One potential strategy for inhibitor design for PDF would be to target the PDF binding site on the ribosome. Due to the differences in prokaryotic and eukaryotic ribosome, it could be postulated that an inhibitor binding here would only interact with the ribosomes in bacteria.

A pseudosubstrate could also be used, binding to the orthosteric (active) site of the enzyme to prevent fMet from binding. This competitive inhibition strategy would be effective if high doses could be administered without severe adverse reactions in the patient (ie- high specificity is necessary to prevent off-target effects).
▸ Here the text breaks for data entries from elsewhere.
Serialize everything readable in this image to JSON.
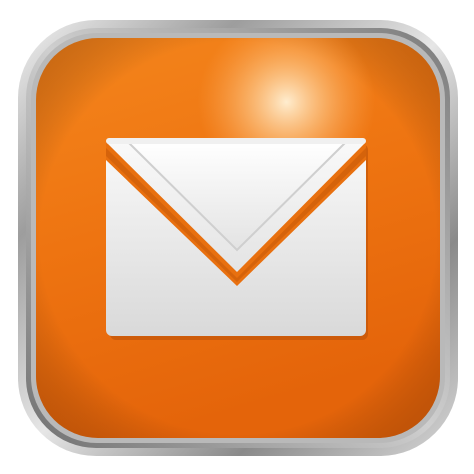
{
  "app_icon": {
    "icon": "mail-envelope-icon",
    "colors": {
      "accent": "#f07a12",
      "frame": "#9a9a9a",
      "envelope": "#e9e9e9",
      "background": "#ffffff"
    }
  }
}
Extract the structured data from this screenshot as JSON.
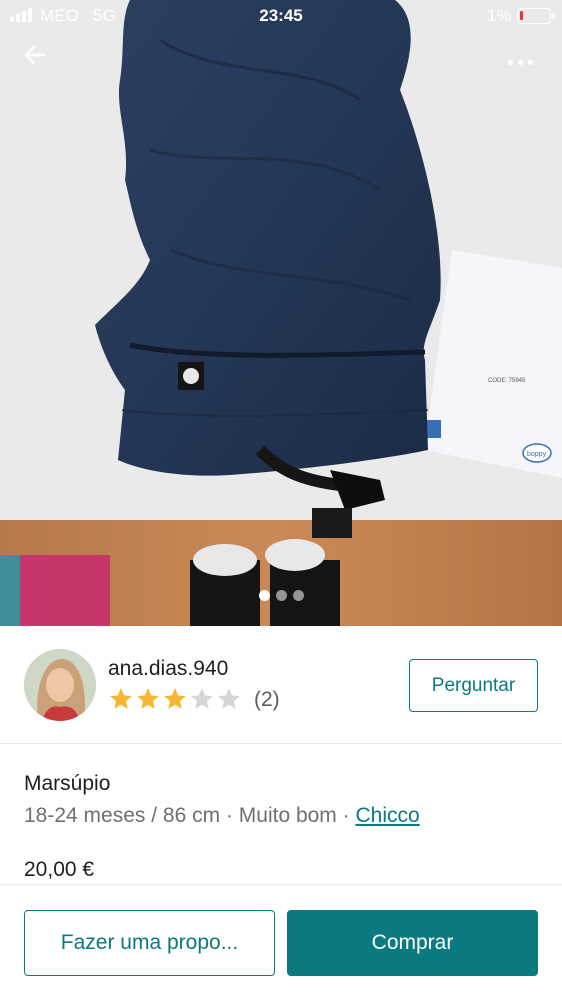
{
  "status_bar": {
    "carrier": "MEO",
    "network": "5G",
    "time": "23:45",
    "battery_percent": "1%",
    "battery_level": 0.01
  },
  "nav": {
    "back_icon": "arrow-left-icon",
    "more_icon": "more-horizontal-icon"
  },
  "gallery": {
    "image_count": 3,
    "active_index": 0,
    "manual_text": "CODE: 75945",
    "manual_brand": "boppy"
  },
  "seller": {
    "username": "ana.dias.940",
    "rating": 3,
    "rating_max": 5,
    "rating_count": "(2)",
    "ask_button": "Perguntar"
  },
  "item": {
    "title": "Marsúpio",
    "size": "18-24 meses / 86 cm",
    "separator": " · ",
    "condition": "Muito bom",
    "brand": "Chicco",
    "price": "20,00 €"
  },
  "actions": {
    "offer_button": "Fazer uma propo...",
    "buy_button": "Comprar"
  },
  "colors": {
    "accent": "#0a7a80",
    "star_filled": "#f5b731",
    "star_empty": "#d6d6d6"
  }
}
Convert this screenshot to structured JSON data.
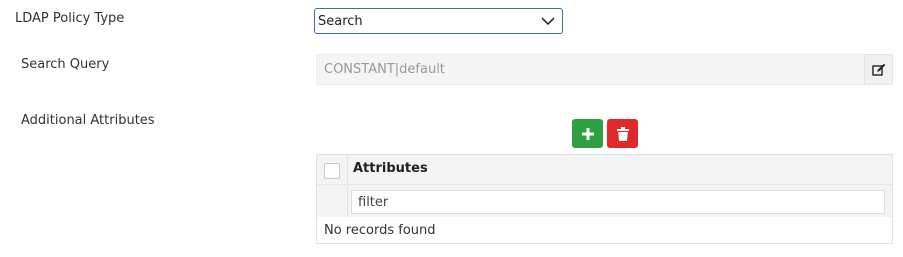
{
  "form": {
    "policy_type": {
      "label": "LDAP Policy Type",
      "value": "Search"
    },
    "search_query": {
      "label": "Search Query",
      "value": "CONSTANT|default"
    },
    "additional_attributes": {
      "label": "Additional Attributes",
      "table": {
        "column": "Attributes",
        "filter_value": "filter",
        "empty_message": "No records found"
      }
    }
  },
  "icons": {
    "dropdown": "chevron-down-icon",
    "edit": "edit-icon",
    "add": "plus-icon",
    "delete": "trash-icon"
  },
  "colors": {
    "select_border": "#3a6ea5",
    "add_button": "#2ea043",
    "delete_button": "#e02a2a"
  }
}
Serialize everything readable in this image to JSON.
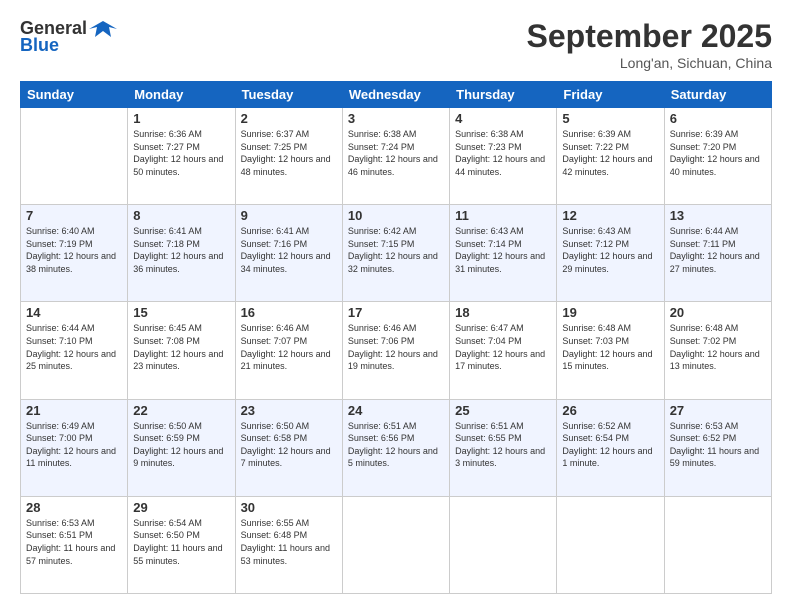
{
  "header": {
    "logo_general": "General",
    "logo_blue": "Blue",
    "month": "September 2025",
    "location": "Long'an, Sichuan, China"
  },
  "days": [
    "Sunday",
    "Monday",
    "Tuesday",
    "Wednesday",
    "Thursday",
    "Friday",
    "Saturday"
  ],
  "weeks": [
    [
      {
        "num": "",
        "sunrise": "",
        "sunset": "",
        "daylight": ""
      },
      {
        "num": "1",
        "sunrise": "Sunrise: 6:36 AM",
        "sunset": "Sunset: 7:27 PM",
        "daylight": "Daylight: 12 hours and 50 minutes."
      },
      {
        "num": "2",
        "sunrise": "Sunrise: 6:37 AM",
        "sunset": "Sunset: 7:25 PM",
        "daylight": "Daylight: 12 hours and 48 minutes."
      },
      {
        "num": "3",
        "sunrise": "Sunrise: 6:38 AM",
        "sunset": "Sunset: 7:24 PM",
        "daylight": "Daylight: 12 hours and 46 minutes."
      },
      {
        "num": "4",
        "sunrise": "Sunrise: 6:38 AM",
        "sunset": "Sunset: 7:23 PM",
        "daylight": "Daylight: 12 hours and 44 minutes."
      },
      {
        "num": "5",
        "sunrise": "Sunrise: 6:39 AM",
        "sunset": "Sunset: 7:22 PM",
        "daylight": "Daylight: 12 hours and 42 minutes."
      },
      {
        "num": "6",
        "sunrise": "Sunrise: 6:39 AM",
        "sunset": "Sunset: 7:20 PM",
        "daylight": "Daylight: 12 hours and 40 minutes."
      }
    ],
    [
      {
        "num": "7",
        "sunrise": "Sunrise: 6:40 AM",
        "sunset": "Sunset: 7:19 PM",
        "daylight": "Daylight: 12 hours and 38 minutes."
      },
      {
        "num": "8",
        "sunrise": "Sunrise: 6:41 AM",
        "sunset": "Sunset: 7:18 PM",
        "daylight": "Daylight: 12 hours and 36 minutes."
      },
      {
        "num": "9",
        "sunrise": "Sunrise: 6:41 AM",
        "sunset": "Sunset: 7:16 PM",
        "daylight": "Daylight: 12 hours and 34 minutes."
      },
      {
        "num": "10",
        "sunrise": "Sunrise: 6:42 AM",
        "sunset": "Sunset: 7:15 PM",
        "daylight": "Daylight: 12 hours and 32 minutes."
      },
      {
        "num": "11",
        "sunrise": "Sunrise: 6:43 AM",
        "sunset": "Sunset: 7:14 PM",
        "daylight": "Daylight: 12 hours and 31 minutes."
      },
      {
        "num": "12",
        "sunrise": "Sunrise: 6:43 AM",
        "sunset": "Sunset: 7:12 PM",
        "daylight": "Daylight: 12 hours and 29 minutes."
      },
      {
        "num": "13",
        "sunrise": "Sunrise: 6:44 AM",
        "sunset": "Sunset: 7:11 PM",
        "daylight": "Daylight: 12 hours and 27 minutes."
      }
    ],
    [
      {
        "num": "14",
        "sunrise": "Sunrise: 6:44 AM",
        "sunset": "Sunset: 7:10 PM",
        "daylight": "Daylight: 12 hours and 25 minutes."
      },
      {
        "num": "15",
        "sunrise": "Sunrise: 6:45 AM",
        "sunset": "Sunset: 7:08 PM",
        "daylight": "Daylight: 12 hours and 23 minutes."
      },
      {
        "num": "16",
        "sunrise": "Sunrise: 6:46 AM",
        "sunset": "Sunset: 7:07 PM",
        "daylight": "Daylight: 12 hours and 21 minutes."
      },
      {
        "num": "17",
        "sunrise": "Sunrise: 6:46 AM",
        "sunset": "Sunset: 7:06 PM",
        "daylight": "Daylight: 12 hours and 19 minutes."
      },
      {
        "num": "18",
        "sunrise": "Sunrise: 6:47 AM",
        "sunset": "Sunset: 7:04 PM",
        "daylight": "Daylight: 12 hours and 17 minutes."
      },
      {
        "num": "19",
        "sunrise": "Sunrise: 6:48 AM",
        "sunset": "Sunset: 7:03 PM",
        "daylight": "Daylight: 12 hours and 15 minutes."
      },
      {
        "num": "20",
        "sunrise": "Sunrise: 6:48 AM",
        "sunset": "Sunset: 7:02 PM",
        "daylight": "Daylight: 12 hours and 13 minutes."
      }
    ],
    [
      {
        "num": "21",
        "sunrise": "Sunrise: 6:49 AM",
        "sunset": "Sunset: 7:00 PM",
        "daylight": "Daylight: 12 hours and 11 minutes."
      },
      {
        "num": "22",
        "sunrise": "Sunrise: 6:50 AM",
        "sunset": "Sunset: 6:59 PM",
        "daylight": "Daylight: 12 hours and 9 minutes."
      },
      {
        "num": "23",
        "sunrise": "Sunrise: 6:50 AM",
        "sunset": "Sunset: 6:58 PM",
        "daylight": "Daylight: 12 hours and 7 minutes."
      },
      {
        "num": "24",
        "sunrise": "Sunrise: 6:51 AM",
        "sunset": "Sunset: 6:56 PM",
        "daylight": "Daylight: 12 hours and 5 minutes."
      },
      {
        "num": "25",
        "sunrise": "Sunrise: 6:51 AM",
        "sunset": "Sunset: 6:55 PM",
        "daylight": "Daylight: 12 hours and 3 minutes."
      },
      {
        "num": "26",
        "sunrise": "Sunrise: 6:52 AM",
        "sunset": "Sunset: 6:54 PM",
        "daylight": "Daylight: 12 hours and 1 minute."
      },
      {
        "num": "27",
        "sunrise": "Sunrise: 6:53 AM",
        "sunset": "Sunset: 6:52 PM",
        "daylight": "Daylight: 11 hours and 59 minutes."
      }
    ],
    [
      {
        "num": "28",
        "sunrise": "Sunrise: 6:53 AM",
        "sunset": "Sunset: 6:51 PM",
        "daylight": "Daylight: 11 hours and 57 minutes."
      },
      {
        "num": "29",
        "sunrise": "Sunrise: 6:54 AM",
        "sunset": "Sunset: 6:50 PM",
        "daylight": "Daylight: 11 hours and 55 minutes."
      },
      {
        "num": "30",
        "sunrise": "Sunrise: 6:55 AM",
        "sunset": "Sunset: 6:48 PM",
        "daylight": "Daylight: 11 hours and 53 minutes."
      },
      {
        "num": "",
        "sunrise": "",
        "sunset": "",
        "daylight": ""
      },
      {
        "num": "",
        "sunrise": "",
        "sunset": "",
        "daylight": ""
      },
      {
        "num": "",
        "sunrise": "",
        "sunset": "",
        "daylight": ""
      },
      {
        "num": "",
        "sunrise": "",
        "sunset": "",
        "daylight": ""
      }
    ]
  ]
}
Non-hydrolysable molecules are also a possible inhibitor mimicking an intermediate, binding to the orthosteric site to prevent any further reactions.

Biological drugs could also be used, such as antisense oligonucleotides (ASOs). Due to the high cost of these drugs, it would be unlikely they could be used in routine infections, such as an ear infection. They would likely be reserved for life-threatening infections, where the causative agent is quantitatively and definitively identified. ASOs have been demonstrated to be effective antivirals, helping resolve Ebolavirus infections in in vivo studies.